La vérité est qu’on ne peut aimer qu’en s’arrachant à des intérêts
immédiats, à des attachements trop évidents. C’est dans un moment comme
celui-ci que j’expérimente ce que je prêche et ce que je célèbre avec vous
chaque dimanche : la puissance du Christ.
Si je ne LUI offrais pas cette chair qu’est mon existence concrète et
quotidienne avec vous, en cet instant, cette chair que j’ai envie de garder pour
moi, pour nous, pour notre satisfaction et notre bien-être, je nierais en moi, en
notre communauté, le cœur de ce que nous croyons : l’Incarnation… ! Je LE
condamnerais à n’être qu’une idée, un concept, au mieux une caution idéale
pour les bonnes actions et les efforts de vie spirituelle, mais je ne pourrais plus
dire qu’IL est vraiment vivant, réellement présent et agissant dans son Église,
dans le mystère de l’Eucharistie et dans cette bouleversante réalité que sont nos
chemins personnels à LUI offerts…
La chair n’est pas qu’une réalité présente et permanente, elle n’est pas
seulement un donné qui prend de la place dans le monde, dans la vie des autres,
elle est aussi une réalité en creux, une présence qui se fait creux, attente, désir,
absence signifiante. J’ai en tête ici ces superbes émaux champlevés romans, la
présence du métal qui accueille l’émail est faite de beaucoup d’absence ; le
cuivre a su se retirer pour laisser la bonne et juste place à l’autre, à cet émail qui
serait resté sans cela magma informe et répandu. Notre chair qui n’est jamais
neutre, jamais transparente, trouve une forme d’accomplissement dans
l’expérience du départ, du retrait fécond. La chair du Christ rassemble la masse
du cosmos, le poids de nos êtres mais elle donne aussi une densité réelle à ce qui
a été donné, perdu aux yeux des hommes, à ce qui ne nous appartient plus ou
pas encore.
Cette expérience du don sans réserve, aussi juste soit-elle, est douloureuse
et le restera jusqu’à l’avènement définitif du Christ, dans sa Gloire, car nous ne
devons jamais oublier que la Création, créée bonne par Dieu, consacrée dans la
très grande bonté de l’homme, a été marquée par la terrible brisure du mal,
rendue visible dans le péché d’Adam. Toutes les réalités terrestres, encore
pourtant belles et vivantes restent en attente de ce jour où elles pourront
s’épanouir pleinement sans les entraves du péché, de la mort et de la souffrance.

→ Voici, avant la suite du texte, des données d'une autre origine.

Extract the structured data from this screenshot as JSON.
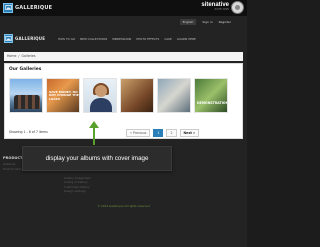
{
  "frame": {
    "logo_text": "GALLERIQUE",
    "brand_name": "sitenative",
    "brand_sub": "SUITE APPS"
  },
  "site": {
    "util": {
      "language": "English",
      "signin": "Sign in",
      "register": "Register"
    },
    "logo_text": "GALLERIQUE",
    "nav": [
      "HOW TO GO",
      "NEW COLLECTIONS",
      "IMPRESSIONS",
      "PHOTO EFFECTS",
      "CAKE",
      "LOGINS HERE"
    ],
    "breadcrumb": {
      "home": "Home",
      "sep": "/",
      "current": "Galleries"
    }
  },
  "galleries": {
    "title": "Our Galleries",
    "thumbnails": [
      {
        "caption": ""
      },
      {
        "caption": "SAVE MONEY, DO NOT CHANGE THE LOCKS"
      },
      {
        "caption": ""
      },
      {
        "caption": ""
      },
      {
        "caption": ""
      },
      {
        "caption": "DEMONSTRATION"
      }
    ],
    "showing": "Showing 1 - 6 of 7 items",
    "pager": {
      "previous": "« Previous",
      "page1": "1",
      "page2": "2",
      "next": "Next »"
    }
  },
  "callout": {
    "text": "display your albums with cover image"
  },
  "footer": {
    "heading": "PRODUCTS",
    "links_left": [
      "Galleries",
      "Product listing"
    ],
    "col": [
      "Gallery Image Item",
      "Listing in Gallery",
      "Customize Gallery",
      "Design settings"
    ],
    "copyright": "© 2014 Gallerique all rights reserved"
  }
}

Le Don même de Dieu, ce Don total, salvateur et vivifiant, a pris la forme de la
Croix en ce monde… Certains se sont alors imaginés que la Source de toute Vie,
le Père des Tendresses éternelles pouvait aimer et vouloir la souffrance, celle de
son Fils, la nôtre, alors que la Croix n’a été en quelque sorte que la cristallisation
dans ce monde sur lequel régnait la mort et la haine, de cet AMOUR divin qui y
faisait irruption, dans la splendeur de sa Nouveauté incalculable.